The economic impact of COVID-19 to hit hardest in early 2021
‘At the other end of cycle, enquiries for new projects have been somewhat surprising. While activity is down, it hasn’t come to a complete halt and is better than first anticipated back in March when the pandemic hit. Contractors have also reported they have been quite active from a tendering perspective and similarly, perhaps more so than anticipated. We are seeing some competitive tender results, which is great for developers, owner’s, etc. and will help in keeping projects viable. Uncertainty is still prevalent, and we see testing times ahead. We anticipate the economic impacts of COVID-19, both federally and state, will be felt hardest in early 2021.’
The Gold Coast and Sunshine Coast standout performers with increasing crane numbers
According to the RLB Crane Index, since Q1 2020, 272 new cranes were erected across the country. Over the same period in 2019, 416 new cranes were placed on sites. The Gold Coast and Sunshine Coast were the standouts where crane numbers increased from 33 to 34 (Gold Coast) and from 11 to 15 (Sunshine Coast).
Canberra, Gold Coast, Perth and Sydney all showed resilience with similar crane numbers from previous.
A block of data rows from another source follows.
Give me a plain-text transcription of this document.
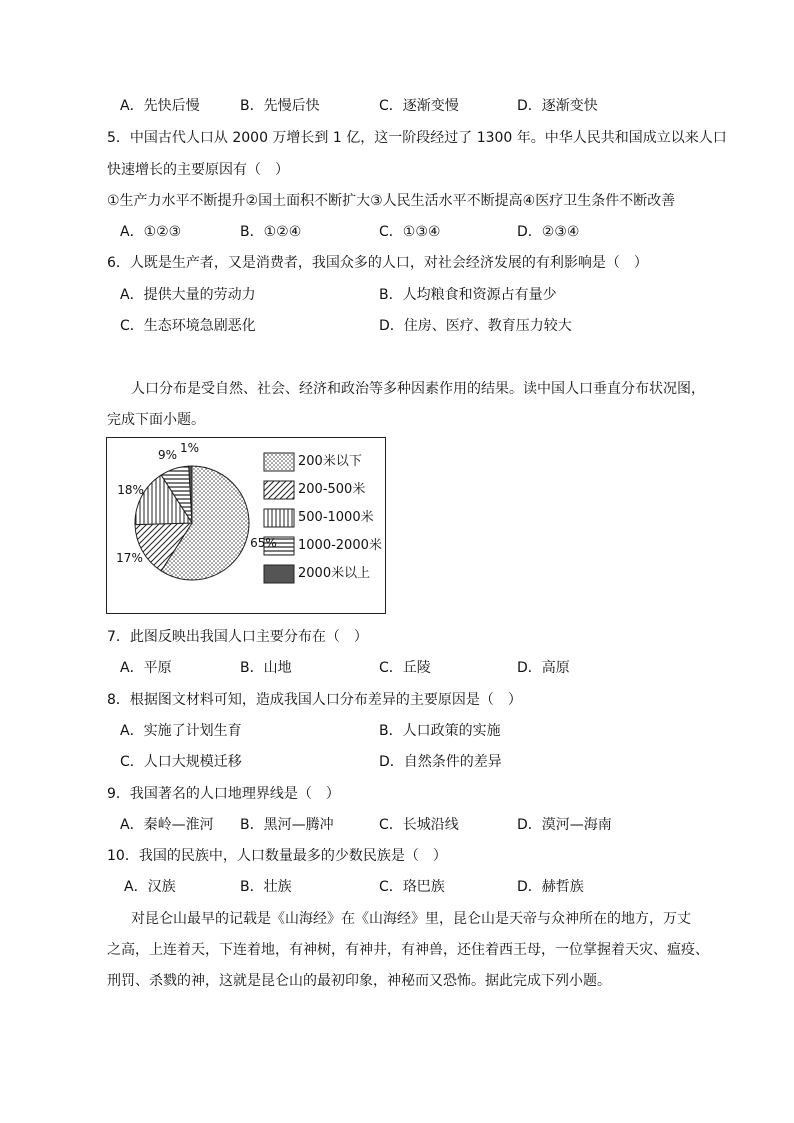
A．先快后慢	B．先慢后快	C．逐渐变慢	D．逐渐变快
5．中国古代人口从 2000 万增长到 1 亿，这一阶段经过了 1300 年。中华人民共和国成立以来人口
快速增长的主要原因有（　）
①生产力水平不断提升②国土面积不断扩大③人民生活水平不断提高④医疗卫生条件不断改善
A．①②③	B．①②④	C．①③④	D．②③④
6．人既是生产者，又是消费者，我国众多的人口，对社会经济发展的有利影响是（　）
A．提供大量的劳动力	B．人均粮食和资源占有量少
C．生态环境急剧恶化	D．住房、医疗、教育压力较大
人口分布是受自然、社会、经济和政治等多种因素作用的结果。读中国人口垂直分布状况图，
完成下面小题。
65%
17%
18%
9%
1%
200米以下
200-500米
500-1000米
1000-2000米
2000米以上
7．此图反映出我国人口主要分布在（　）
A．平原	B．山地	C．丘陵	D．高原
8．根据图文材料可知，造成我国人口分布差异的主要原因是（　）
A．实施了计划生育	B．人口政策的实施
C．人口大规模迁移	D．自然条件的差异
9．我国著名的人口地理界线是（　）
A．秦岭—淮河 B．黑河—腾冲	C．长城沿线	D．漠河—海南
10．我国的民族中，人口数量最多的少数民族是（　）
A．汉族	B．壮族	C．珞巴族	D．赫哲族
对昆仑山最早的记载是《山海经》在《山海经》里，昆仑山是天帝与众神所在的地方，万丈
之高，上连着天，下连着地，有神树，有神井，有神兽，还住着西王母，一位掌握着天灾、瘟疫、
刑罚、杀戮的神，这就是昆仑山的最初印象，神秘而又恐怖。据此完成下列小题。
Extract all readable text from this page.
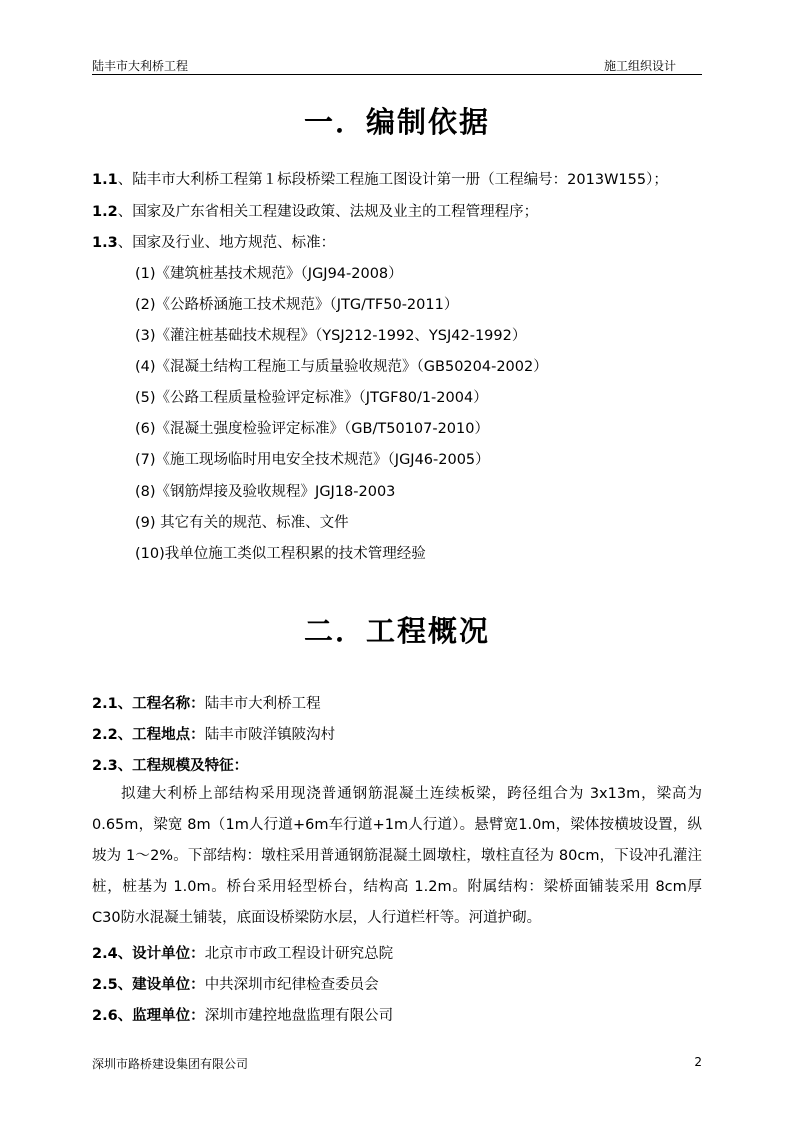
陆丰市大利桥工程	施工组织设计
一．编制依据
1.1、陆丰市大利桥工程第１标段桥梁工程施工图设计第一册（工程编号：2013W155）；
1.2、国家及广东省相关工程建设政策、法规及业主的工程管理程序；
1.3、国家及行业、地方规范、标准：
(1)《建筑桩基技术规范》（JGJ94-2008）
(2)《公路桥涵施工技术规范》（JTG/TF50-2011）
(3)《灌注桩基础技术规程》（YSJ212-1992、YSJ42-1992）
(4)《混凝土结构工程施工与质量验收规范》（GB50204-2002）
(5)《公路工程质量检验评定标准》（JTGF80/1-2004）
(6)《混凝土强度检验评定标准》（GB/T50107-2010）
(7)《施工现场临时用电安全技术规范》（JGJ46-2005）
(8)《钢筋焊接及验收规程》JGJ18-2003
(9) 其它有关的规范、标准、文件
(10)我单位施工类似工程积累的技术管理经验
二．工程概况
2.1、工程名称：陆丰市大利桥工程
2.2、工程地点：陆丰市陂洋镇陂沟村
2.3、工程规模及特征：
拟建大利桥上部结构采用现浇普通钢筋混凝土连续板梁，跨径组合为 3x13m，梁高为 0.65m，梁宽 8m（1m人行道+6m车行道+1m人行道）。悬臂宽1.0m，梁体按横坡设置，纵坡为 1～2%。下部结构：墩柱采用普通钢筋混凝土圆墩柱，墩柱直径为 80cm，下设冲孔灌注桩，桩基为 1.0m。桥台采用轻型桥台，结构高 1.2m。附属结构：梁桥面铺装采用 8cm厚C30防水混凝土铺装，底面设桥梁防水层，人行道栏杆等。河道护砌。
2.4、设计单位：北京市市政工程设计研究总院
2.5、建设单位：中共深圳市纪律检查委员会
2.6、监理单位：深圳市建控地盘监理有限公司
深圳市路桥建设集团有限公司	2
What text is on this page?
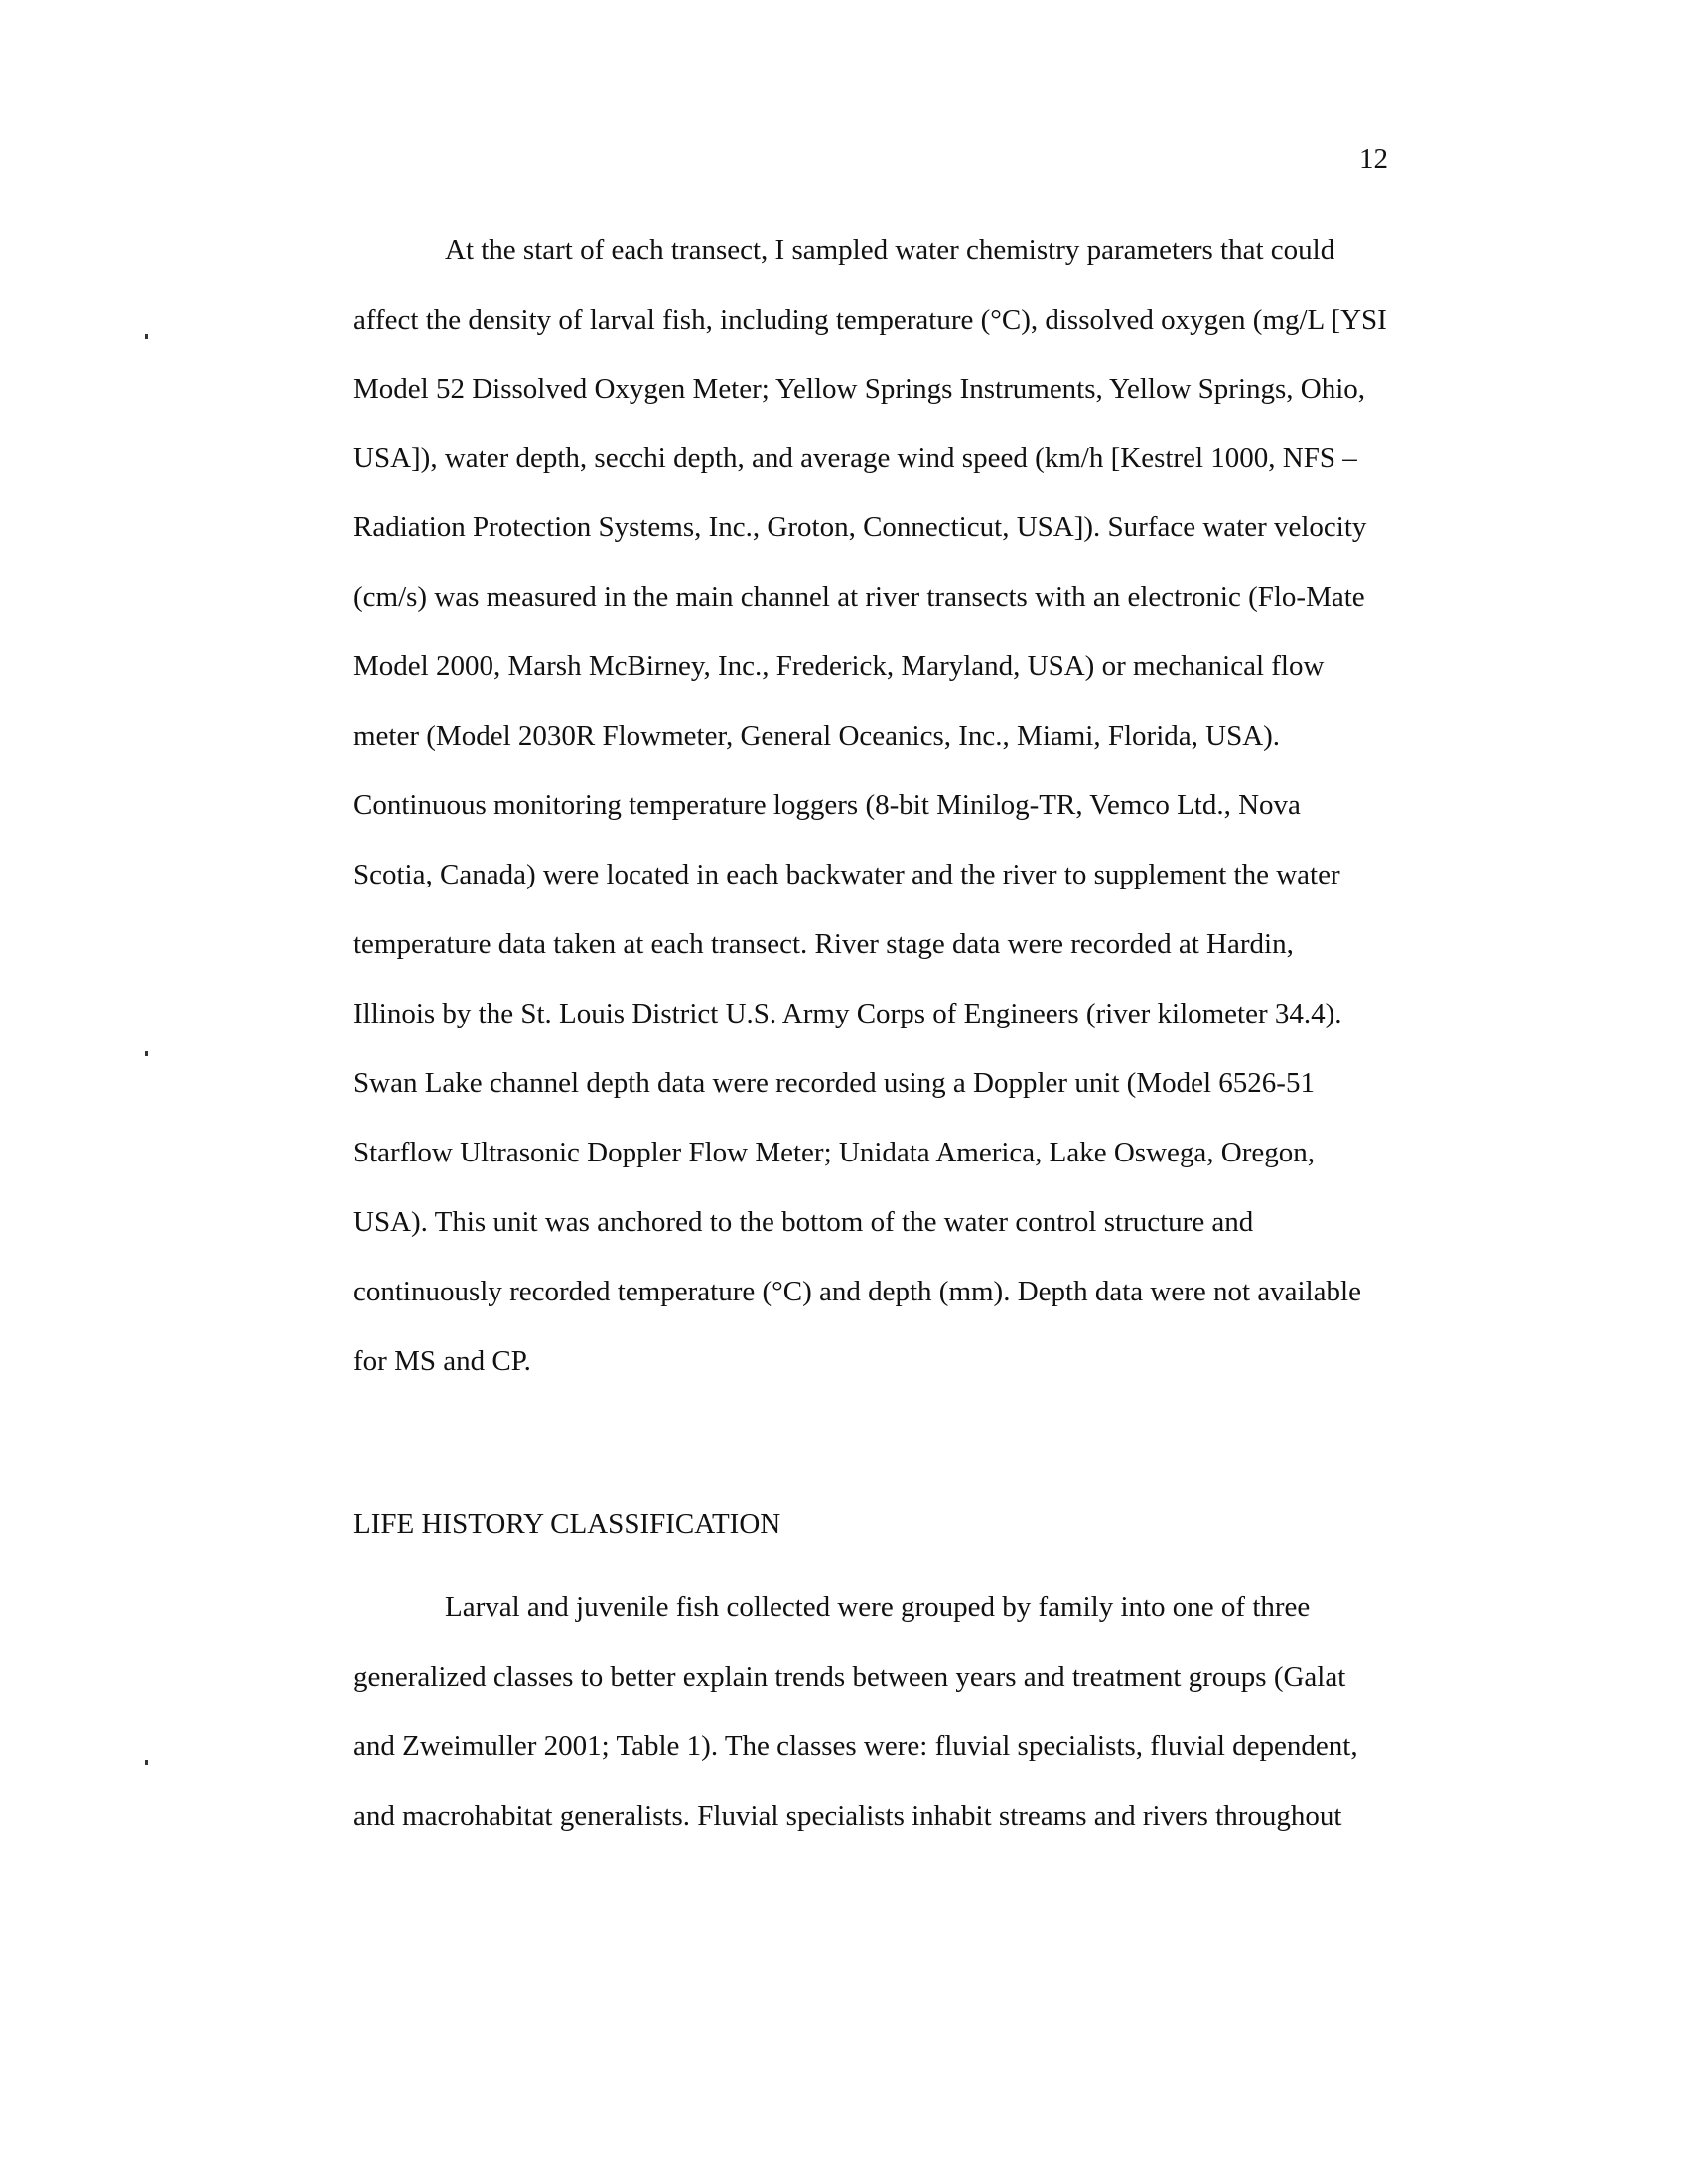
12
At the start of each transect, I sampled water chemistry parameters that could
affect the density of larval fish, including temperature (°C), dissolved oxygen (mg/L [YSI
Model 52 Dissolved Oxygen Meter; Yellow Springs Instruments, Yellow Springs, Ohio,
USA]), water depth, secchi depth, and average wind speed (km/h [Kestrel 1000, NFS –
Radiation Protection Systems, Inc., Groton, Connecticut, USA]). Surface water velocity
(cm/s) was measured in the main channel at river transects with an electronic (Flo-Mate
Model 2000, Marsh McBirney, Inc., Frederick, Maryland, USA) or mechanical flow
meter (Model 2030R Flowmeter, General Oceanics, Inc., Miami, Florida, USA).
Continuous monitoring temperature loggers (8-bit Minilog-TR, Vemco Ltd., Nova
Scotia, Canada) were located in each backwater and the river to supplement the water
temperature data taken at each transect. River stage data were recorded at Hardin,
Illinois by the St. Louis District U.S. Army Corps of Engineers (river kilometer 34.4).
Swan Lake channel depth data were recorded using a Doppler unit (Model 6526-51
Starflow Ultrasonic Doppler Flow Meter; Unidata America, Lake Oswega, Oregon,
USA). This unit was anchored to the bottom of the water control structure and
continuously recorded temperature (°C) and depth (mm). Depth data were not available
for MS and CP.
LIFE HISTORY CLASSIFICATION
Larval and juvenile fish collected were grouped by family into one of three
generalized classes to better explain trends between years and treatment groups (Galat
and Zweimuller 2001; Table 1). The classes were: fluvial specialists, fluvial dependent,
and macrohabitat generalists. Fluvial specialists inhabit streams and rivers throughout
Sydney the main driver of the crane count
Looking around the country, Sydney continues to be the main driver of the crane count. Of the 677 cranes sighted across Australia, 297 were in Sydney, 179 were in Melbourne, 50 were in Brisbane, 36 were in Perth, 34 were on the Gold Coast, 27 were in Canberra, 10 in Adelaide, 11 in Wollongong, 15 in the Sunshine Coast, 13 were in Newcastle, 0 were in Hobart and 0 in Darwin.
Across Sydney’s five main regions, all regions, except for the west, experienced a decrease in crane numbers. The fall of five cranes in the north was the largest decrease. Western Sydney, in comparison, recorded an increase of eight cranes.